Scientists from the University of Amsterdam (UvA) participating in an international study have discovered that a pair of lipoproteins that bind to outer cell membranes stimulate the activity of penicillin-binding proteins, which are known to be responsible for the synthesis of the protective cell wall (peptidoglycan layer) of bacteria. The findings open the door to the development of antibiotics that can inhibit interaction between penicillin-binding proteins and lipoproteins during bacterial cell growth. If successful, the implications would be huge, given that many bacteria have become resistant to the existing penicillins used to block penicillin-binding proteins. These findings were published in the 23 December 2010 issue of Cell.

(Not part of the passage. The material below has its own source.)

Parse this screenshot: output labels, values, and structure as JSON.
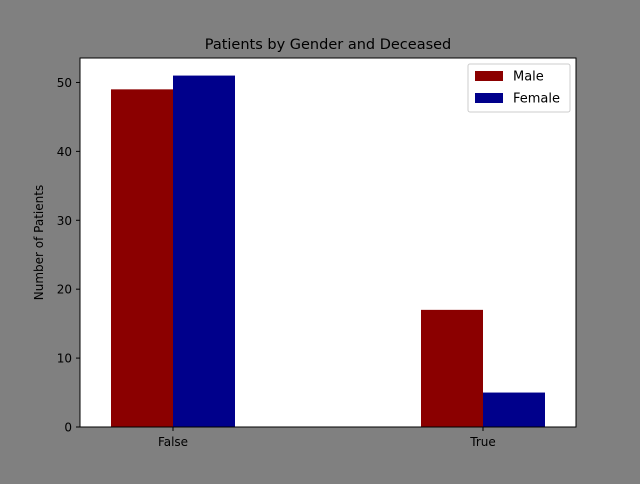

Until recently, it was thought that synthesis of the peptidoglycan layer was regulated by proteins in the cytoplasmic membrane. However, the new study reveals it is actually the outer membrane that controls this process. The peptidoglycan layer within the bacterial cell wall determines a bacterium’s shape and protects it against mechanical and osmotic stress, and is itself produced by penicillin-binding proteins. By inhibiting that protein synthesis activity, penicillins (one of the largest classes of antibiotics) are able to kill the bacterium. Understanding how these lipoproteins function and are regulated will therefore provide a key to the development of new antibiotics.
The lipoproteins were discovered by researchers at the University of California in San Francisco (USA) and the Institute for Cell and Molecular Bioscience at Newcastle University (UK), who investigated the function of these proteins in close cooperation with molecular cell biologists at the UvA.
The molecular mechanism behind bacterial growth
The UvA team, led by Dr Tanneke den Blaauwen, was asked to determine the point in time and location at which the newly discovered lipoproteins were active and the conditions for their activity. With plenty of experience studying the activity of penicillin-binding proteins in cells, the team’s research work focuses on the molecular mechanism behind bacterial growth and division. By cultivating bacteria under precisely regulated conditions, they are able to determine the age of a bacterium based on its morphological features. Using florescent antibodies to visualise the distribution of proteins throughout a cell, microscopic recordings and careful image analysis of the fluorescent cells then make it possible to learn when proteins are active, whether that activity hinges on other proteins and where the proteins are situated within that cell.